How hard is it to achieve consensus in a social network under uncertainty? In this paper we model this problem as a social graph of agents where each vertex is initially colored red or blue. The goal of the agents is to achieve consensus, which is when the colors of all agents align. Agents attempt to do this locally through steps in which an agent changes their color to the color of the majority of their neighbors.

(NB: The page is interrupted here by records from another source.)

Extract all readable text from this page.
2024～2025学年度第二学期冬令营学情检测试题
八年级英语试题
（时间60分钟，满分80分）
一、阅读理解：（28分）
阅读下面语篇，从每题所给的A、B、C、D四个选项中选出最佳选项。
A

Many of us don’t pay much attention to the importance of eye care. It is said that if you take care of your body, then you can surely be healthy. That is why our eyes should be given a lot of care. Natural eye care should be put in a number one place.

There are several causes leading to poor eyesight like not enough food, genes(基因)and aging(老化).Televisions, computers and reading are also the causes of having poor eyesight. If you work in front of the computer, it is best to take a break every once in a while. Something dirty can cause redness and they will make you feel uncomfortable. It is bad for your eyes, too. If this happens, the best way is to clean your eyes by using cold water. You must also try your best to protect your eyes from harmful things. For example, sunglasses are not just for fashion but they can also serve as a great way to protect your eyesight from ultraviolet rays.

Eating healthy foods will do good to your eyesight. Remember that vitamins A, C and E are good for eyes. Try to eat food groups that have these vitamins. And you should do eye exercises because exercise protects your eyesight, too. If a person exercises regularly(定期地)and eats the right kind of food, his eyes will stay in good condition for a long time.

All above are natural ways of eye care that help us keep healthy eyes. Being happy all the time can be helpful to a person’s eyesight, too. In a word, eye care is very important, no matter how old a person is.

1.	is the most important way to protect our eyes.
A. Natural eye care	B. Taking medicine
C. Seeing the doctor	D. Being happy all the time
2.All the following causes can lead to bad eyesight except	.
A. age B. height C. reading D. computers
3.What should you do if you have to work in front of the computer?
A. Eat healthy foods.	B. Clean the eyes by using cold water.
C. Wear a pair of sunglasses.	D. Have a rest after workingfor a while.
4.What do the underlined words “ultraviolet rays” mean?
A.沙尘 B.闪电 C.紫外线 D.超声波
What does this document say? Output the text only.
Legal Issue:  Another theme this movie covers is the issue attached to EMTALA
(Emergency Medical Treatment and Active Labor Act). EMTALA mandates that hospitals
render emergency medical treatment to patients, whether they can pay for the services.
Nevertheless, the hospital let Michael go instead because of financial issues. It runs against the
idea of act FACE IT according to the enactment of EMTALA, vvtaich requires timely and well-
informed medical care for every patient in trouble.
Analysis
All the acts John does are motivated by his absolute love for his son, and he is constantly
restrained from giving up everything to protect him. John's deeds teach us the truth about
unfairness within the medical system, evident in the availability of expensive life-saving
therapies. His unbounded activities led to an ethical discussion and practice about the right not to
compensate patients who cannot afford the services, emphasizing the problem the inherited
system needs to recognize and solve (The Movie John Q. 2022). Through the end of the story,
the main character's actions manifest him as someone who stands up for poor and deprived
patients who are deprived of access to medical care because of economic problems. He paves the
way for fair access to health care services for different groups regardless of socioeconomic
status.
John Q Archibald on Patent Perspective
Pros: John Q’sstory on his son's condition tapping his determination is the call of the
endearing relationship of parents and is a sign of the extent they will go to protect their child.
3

In real life, agents may not know exactly how many of their neighbors are red or blue, which introduces uncertainty into this process. Modeling uncertainty as perturbations of relative magnitude $1+\varepsilon$ to these color neighbor counts, we show that even small values of $\varepsilon$ greatly hinder the ability to achieve consensus in a social network. We prove theoretically tight upper and lower bounds on the price of uncertainty, a metric defined by Balcan et al. to quantify the effect of uncertainty in network games.

翻译：在不确定性条件下，社会网络达成共识的难度有多大？本文将该问题建模为智能体构成的社会图，其中每个顶点初始被标记为红色或蓝色。智能体的目标是达成共识，即所有智能体的颜色保持一致。智能体通过局部步骤尝试实现这一目标：在每一步中，智能体将其颜色更改为其邻居中多数节点的颜色。在现实场景中，智能体可能无法精确获知其邻居中红色或蓝色节点的具体数量，这为共识过程引入了不确定性。通过将不确定性建模为对颜色邻居计数的相对幅度 $1+\varepsilon$ 扰动，我们证明即使 $\varepsilon$ 取值很小，也会显著阻碍社会网络达成共识的能力。我们为不确定性代价——这一由 Balcan 等人提出用于量化网络博弈中不确定性影响的度量指标——给出了理论上的紧致上下界。